The Four Seasons of Life – Middle Age: "The Season of Strength"

Various artists/makers

Not on view

Over the centuries, the seasons have been used as a natural metaphor for the cyclical nature of life. After the disruption of the American Civil War, Currier & Ives produced a series of prints, titled "The Four Seasons of Life," which offered promising images of family contentment, prosperity and serenity. These images of "Childhood," "Youth," "Middle Age" (an autumn domestic scene depicted here), and "Old Age" represented the ideals of daily life in rural, middle class America.

In this sentimental scene set in the well-furnished foyer of a country home, a mother, toddler and two young girls warmly greet a father and young boy. As the father reaches to take the baby from his mother's arms, their son, holding his straw hat, pats the family's black dog, which carries the father's walking stick in its mouth. At left, through the window and open door, there is a vista of an early autumn landscape with a river. Two four-line stanzas of a verse are imprinted beneath the image: "But as the hues of summer fade away, / And varying tints, the days of autumn bring; / So life's autumnal season, brings its grey, / And cares like ivy, to our pleasures cling. / Sweet cares when home, and loving hearts , are ours, / And loving lips, breathe forth their welcome song, / For them we labor through the passing hours, / And bear our burdens, thankful we are strong." Currier & Ives took much care to visualize the virtues of family devotion in two versions of this "Middle Age-The Season of Strength" image; this is the second version, since the lithography stone used to print the first version cracked and broke.
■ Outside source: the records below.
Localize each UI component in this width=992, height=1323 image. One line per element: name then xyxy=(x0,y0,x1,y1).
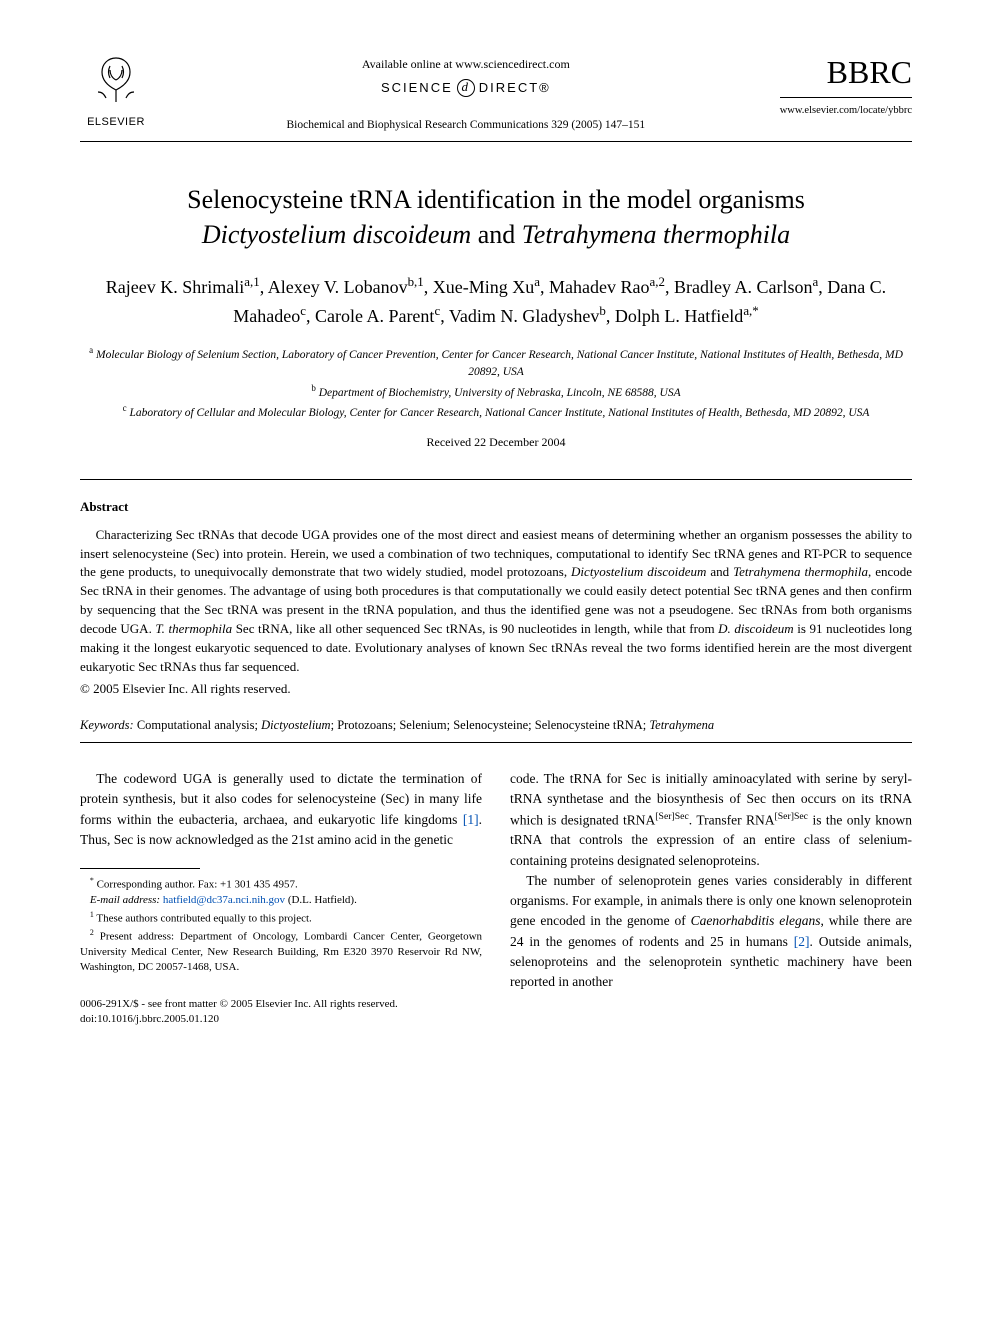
fn2-text: Present address: Department of Oncology,… xyxy=(80,930,482,973)
abstract-text: Sec tRNA, like all other sequenced Sec t… xyxy=(232,621,718,636)
locate-url: www.elsevier.com/locate/ybbrc xyxy=(780,104,912,119)
bbrc-logo: BBRC xyxy=(780,50,912,98)
abstract-ital: T. thermophila xyxy=(155,621,232,636)
header-center: Available online at www.sciencedirect.co… xyxy=(152,50,780,133)
article-title-block: Selenocysteine tRNA identification in th… xyxy=(80,182,912,252)
ref-link-2[interactable]: [2] xyxy=(794,934,810,949)
header-rule xyxy=(80,141,912,142)
body-para-1-right: code. The tRNA for Sec is initially amin… xyxy=(510,769,912,871)
title-conj: and xyxy=(471,220,522,249)
abstract-ital: D. discoideum xyxy=(718,621,793,636)
elsevier-logo: ELSEVIER xyxy=(80,50,152,130)
body-right-p1b: . Transfer RNA xyxy=(689,812,775,827)
affiliation-b: b Department of Biochemistry, University… xyxy=(80,382,912,402)
footnote-email: E-mail address: hatfield@dc37a.nci.nih.g… xyxy=(80,893,482,908)
affiliations: a Molecular Biology of Selenium Section,… xyxy=(80,344,912,421)
body-right-sup2: [Ser]Sec xyxy=(775,811,808,822)
fn-email-suffix: (D.L. Hatfield). xyxy=(285,894,357,906)
author-affil-sup: b,1 xyxy=(408,274,424,289)
right-column: code. The tRNA for Sec is initially amin… xyxy=(510,769,912,1027)
keyword-term: Computational analysis xyxy=(137,718,255,732)
sd-right: DIRECT® xyxy=(479,79,551,97)
body-left-p1a: The codeword UGA is generally used to di… xyxy=(80,771,482,827)
body-para-1-left: The codeword UGA is generally used to di… xyxy=(80,769,482,850)
abstract-top-rule xyxy=(80,479,912,480)
author-name: , Mahadev Rao xyxy=(540,277,649,297)
affiliation-c: c Laboratory of Cellular and Molecular B… xyxy=(80,402,912,422)
footnote-corresponding: * Corresponding author. Fax: +1 301 435 … xyxy=(80,875,482,893)
bbrc-block: BBRC www.elsevier.com/locate/ybbrc xyxy=(780,50,912,118)
affiliation-a-text: Molecular Biology of Selenium Section, L… xyxy=(96,349,903,378)
title-line1: Selenocysteine tRNA identification in th… xyxy=(187,185,805,214)
author-affil-sup: a,* xyxy=(743,303,758,318)
keyword-sep: ; xyxy=(528,718,535,732)
author-affil-sup: a,1 xyxy=(244,274,259,289)
left-column: The codeword UGA is generally used to di… xyxy=(80,769,482,1027)
abstract-heading: Abstract xyxy=(80,498,912,516)
affiliation-b-text: Department of Biochemistry, University o… xyxy=(319,386,681,398)
body-para-2-right: The number of selenoprotein genes varies… xyxy=(510,871,912,993)
keyword-term: Selenium xyxy=(399,718,446,732)
author-name: Rajeev K. Shrimali xyxy=(106,277,244,297)
author-affil-sup: a,2 xyxy=(650,274,665,289)
author-name: , Alexey V. Lobanov xyxy=(260,277,408,297)
keywords-label: Keywords: xyxy=(80,718,137,732)
footnotes: * Corresponding author. Fax: +1 301 435 … xyxy=(80,875,482,975)
author-name: , Vadim N. Gladyshev xyxy=(440,306,599,326)
author-name: , Xue-Ming Xu xyxy=(424,277,535,297)
keyword-term: Dictyostelium xyxy=(261,718,330,732)
affiliation-c-text: Laboratory of Cellular and Molecular Bio… xyxy=(129,407,869,419)
affiliation-a: a Molecular Biology of Selenium Section,… xyxy=(80,344,912,381)
keyword-term: Selenocysteine tRNA xyxy=(535,718,643,732)
available-online-text: Available online at www.sciencedirect.co… xyxy=(152,56,780,73)
sd-left: SCIENCE xyxy=(381,79,453,97)
author-name: , Dolph L. Hatfield xyxy=(606,306,743,326)
email-link[interactable]: hatfield@dc37a.nci.nih.gov xyxy=(163,894,285,906)
bottom-block: 0006-291X/$ - see front matter © 2005 El… xyxy=(80,997,482,1027)
keyword-term: Tetrahymena xyxy=(649,718,714,732)
doi-line: doi:10.1016/j.bbrc.2005.01.120 xyxy=(80,1012,482,1027)
journal-reference: Biochemical and Biophysical Research Com… xyxy=(152,117,780,133)
abstract-ital: Dictyostelium discoideum xyxy=(571,564,706,579)
elsevier-tree-icon xyxy=(88,50,144,106)
fn1-text: These authors contributed equally to thi… xyxy=(96,912,311,924)
footnote-1: 1 These authors contributed equally to t… xyxy=(80,909,482,927)
keyword-term: Protozoans xyxy=(337,718,393,732)
fn-corr-text: Corresponding author. Fax: +1 301 435 49… xyxy=(97,879,298,891)
abstract-ital: Tetrahymena thermophila xyxy=(733,564,868,579)
author-name: , Bradley A. Carlson xyxy=(665,277,812,297)
article-title: Selenocysteine tRNA identification in th… xyxy=(80,182,912,252)
keywords-rule xyxy=(80,742,912,743)
abstract-copyright: © 2005 Elsevier Inc. All rights reserved… xyxy=(80,680,912,698)
elsevier-label: ELSEVIER xyxy=(80,115,152,130)
body-right-sup1: [Ser]Sec xyxy=(655,811,688,822)
author-name: , Carole A. Parent xyxy=(306,306,434,326)
sd-circle-icon xyxy=(457,79,475,97)
keyword-term: Selenocysteine xyxy=(453,718,528,732)
body-right-p2ital: Caenorhabditis elegans xyxy=(691,913,821,928)
title-ital2: Tetrahymena thermophila xyxy=(522,220,790,249)
abstract-body: Characterizing Sec tRNAs that decode UGA… xyxy=(80,526,912,677)
body-columns: The codeword UGA is generally used to di… xyxy=(80,769,912,1027)
issn-line: 0006-291X/$ - see front matter © 2005 El… xyxy=(80,997,482,1012)
footnote-2: 2 Present address: Department of Oncolog… xyxy=(80,927,482,976)
abstract-text: and xyxy=(706,564,733,579)
ref-link-1[interactable]: [1] xyxy=(463,812,479,827)
fn-email-label: E-mail address: xyxy=(90,894,160,906)
keywords: Keywords: Computational analysis; Dictyo… xyxy=(80,717,912,735)
sciencedirect-logo: SCIENCE DIRECT® xyxy=(381,79,551,97)
received-date: Received 22 December 2004 xyxy=(80,434,912,451)
authors-list: Rajeev K. Shrimalia,1, Alexey V. Lobanov… xyxy=(80,272,912,330)
page-header: ELSEVIER Available online at www.science… xyxy=(80,50,912,133)
title-ital1: Dictyostelium discoideum xyxy=(202,220,471,249)
footnote-separator xyxy=(80,868,200,869)
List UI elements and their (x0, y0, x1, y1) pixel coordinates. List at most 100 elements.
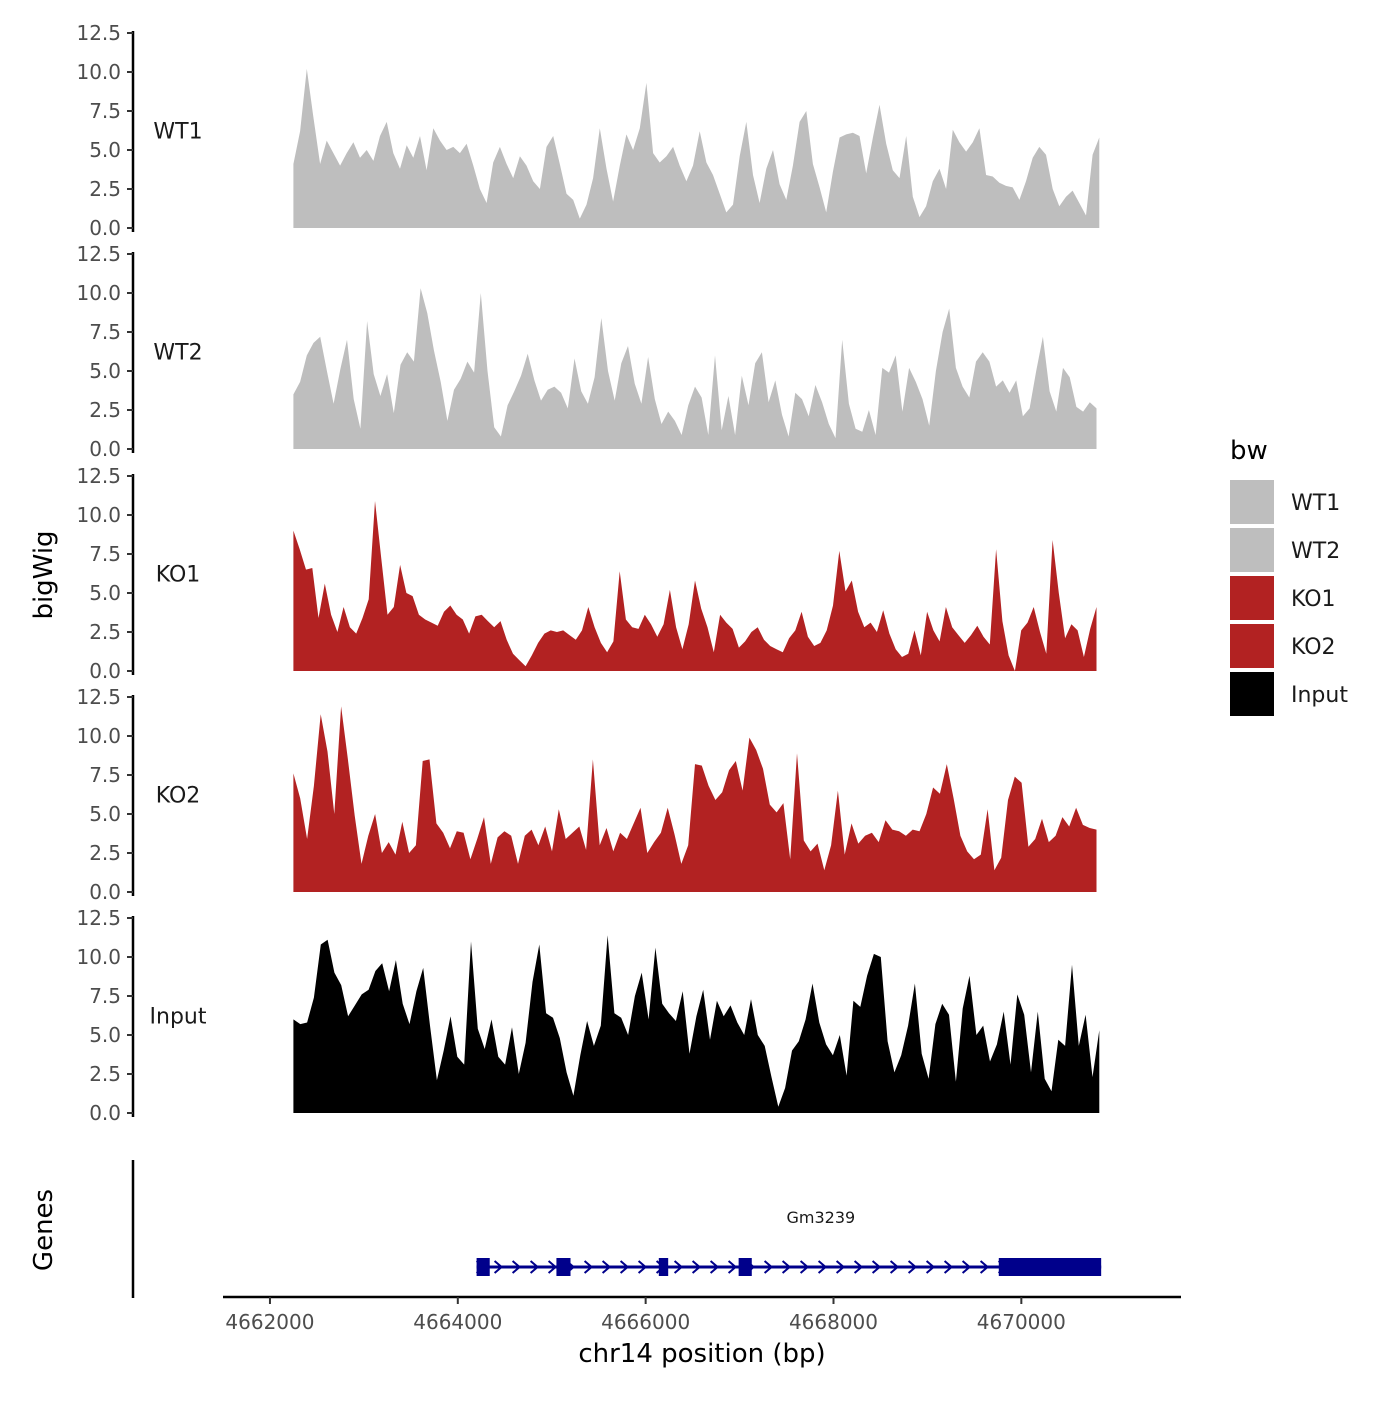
strand-arrow (691, 1260, 702, 1274)
y-tick-label: 0.0 (89, 437, 121, 461)
y-tick-label: 12.5 (76, 906, 121, 930)
strand-arrow (817, 1260, 828, 1274)
y-tick-label: 12.5 (76, 685, 121, 709)
y-tick-label: 12.5 (76, 21, 121, 45)
strand-arrow (835, 1260, 846, 1274)
y-tick-label: 0.0 (89, 659, 121, 683)
track-wt2: 0.0 2.5 5.0 7.5 10.0 12.5 WT2 (76, 242, 1097, 461)
legend-entry-input: Input (1230, 672, 1348, 716)
legend-swatch (1230, 528, 1274, 572)
track-label: WT2 (153, 341, 202, 366)
y-tick-label: 10.0 (76, 724, 121, 748)
y-tick-label: 5.0 (89, 138, 121, 162)
genes-axis-title: Genes (29, 1189, 59, 1271)
legend-swatch (1230, 480, 1274, 524)
y-tick-label: 12.5 (76, 242, 121, 266)
strand-arrow (853, 1260, 864, 1274)
x-tick-label: 4670000 (977, 1310, 1066, 1334)
y-axis-title: bigWig (29, 530, 59, 619)
strand-arrow (871, 1260, 882, 1274)
strand-arrow (511, 1260, 522, 1274)
y-tick-label: 2.5 (89, 620, 121, 644)
x-tick-label: 4664000 (413, 1310, 502, 1334)
y-tick-label: 7.5 (89, 763, 121, 787)
x-axis-title: chr14 position (bp) (578, 1339, 825, 1369)
track-label: KO2 (156, 784, 201, 809)
gene-exon (738, 1258, 752, 1276)
y-tick-label: 5.0 (89, 1023, 121, 1047)
track-ko1: 0.0 2.5 5.0 7.5 10.0 12.5 KO1 (76, 464, 1097, 683)
strand-arrow (493, 1260, 504, 1274)
legend-entry-wt2: WT2 (1230, 528, 1340, 572)
strand-arrow (673, 1260, 684, 1274)
track-ko2: 0.0 2.5 5.0 7.5 10.0 12.5 KO2 (76, 685, 1097, 904)
strand-arrow (547, 1260, 558, 1274)
strand-arrow (619, 1260, 630, 1274)
legend-entries: WT1 WT2 KO1 KO2 Input (1230, 480, 1348, 716)
y-tick-label: 0.0 (89, 880, 121, 904)
y-tick-label: 2.5 (89, 398, 121, 422)
strand-arrow (709, 1260, 720, 1274)
coverage-area-ko1 (293, 501, 1097, 671)
y-tick-label: 2.5 (89, 177, 121, 201)
gene-gm3239: Gm3239 (475, 1208, 1102, 1276)
strand-arrow (637, 1260, 648, 1274)
y-tick-label: 12.5 (76, 464, 121, 488)
strand-arrow (979, 1260, 990, 1274)
gene-exon (658, 1258, 669, 1276)
strand-arrow (943, 1260, 954, 1274)
y-tick-label: 0.0 (89, 216, 121, 240)
strand-arrow (529, 1260, 540, 1274)
gene-exon (476, 1258, 490, 1276)
strand-arrow (601, 1260, 612, 1274)
legend-label: Input (1291, 683, 1348, 708)
gene-exon (998, 1258, 1102, 1276)
y-tick-label: 5.0 (89, 359, 121, 383)
x-tick-label: 4666000 (601, 1310, 690, 1334)
y-tick-label: 7.5 (89, 320, 121, 344)
legend-swatch (1230, 672, 1274, 716)
y-tick-label: 10.0 (76, 281, 121, 305)
x-tick-label: 4662000 (225, 1310, 314, 1334)
y-tick-label: 0.0 (89, 1101, 121, 1125)
y-tick-label: 5.0 (89, 581, 121, 605)
strand-arrow (961, 1260, 972, 1274)
track-input: 0.0 2.5 5.0 7.5 10.0 12.5 Input (76, 906, 1100, 1125)
tracks-layer: 0.0 2.5 5.0 7.5 10.0 12.5 WT1 0.0 2.5 5.0 7.5 10.0 1… (76, 21, 1100, 1125)
y-tick-label: 10.0 (76, 60, 121, 84)
legend-title: bw (1230, 436, 1268, 466)
x-axis: 4662000 4664000 4666000 4668000 4670000 (223, 1295, 1181, 1334)
legend-swatch (1230, 576, 1274, 620)
y-tick-label: 7.5 (89, 542, 121, 566)
y-tick-label: 10.0 (76, 503, 121, 527)
strand-arrow (799, 1260, 810, 1274)
y-tick-label: 5.0 (89, 802, 121, 826)
gene-exon (556, 1258, 571, 1276)
y-tick-label: 7.5 (89, 99, 121, 123)
legend-entry-ko2: KO2 (1230, 624, 1336, 668)
legend-label: WT1 (1291, 491, 1340, 516)
legend-label: WT2 (1291, 539, 1340, 564)
legend-entry-wt1: WT1 (1230, 480, 1340, 524)
coverage-area-input (293, 935, 1100, 1113)
strand-arrow (763, 1260, 774, 1274)
legend-label: KO2 (1291, 635, 1336, 660)
track-wt1: 0.0 2.5 5.0 7.5 10.0 12.5 WT1 (76, 21, 1100, 240)
y-tick-label: 2.5 (89, 1062, 121, 1086)
strand-arrow (907, 1260, 918, 1274)
strand-arrow (925, 1260, 936, 1274)
y-tick-label: 2.5 (89, 841, 121, 865)
gene-track: Gm3239 (131, 1160, 1102, 1298)
coverage-area-ko2 (293, 706, 1097, 892)
track-label: KO1 (156, 563, 201, 588)
strand-arrow (727, 1260, 738, 1274)
x-tick-label: 4668000 (789, 1310, 878, 1334)
coverage-area-wt2 (293, 288, 1097, 449)
legend-entry-ko1: KO1 (1230, 576, 1336, 620)
strand-arrow (583, 1260, 594, 1274)
legend-label: KO1 (1291, 587, 1336, 612)
coverage-area-wt1 (293, 68, 1100, 229)
gene-label: Gm3239 (787, 1208, 856, 1227)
Nathaniel Currier, whose successful New York-based lithography firm began in 1835, produced thousands of hand-colored prints in various sizes that together create a vivid panorama of mid-to-late nineteenth century American life and its history. People eagerly acquired such lithographs featuring picturesque scenery, rural and city views, ships, railroads, portraits, hunting and fishing scenes, domestic life and numerous other subjects, as an inexpensive way to decorate their homes or business establishments. As the firm expanded, Nathaniel included his younger brother Charles in the business. In 1857, James Merritt Ives (the firm's accountant since 1852 and Charles's brother-in-law) was made a business partner; subsequently renamed Currier & Ives, the firm continued until 1907.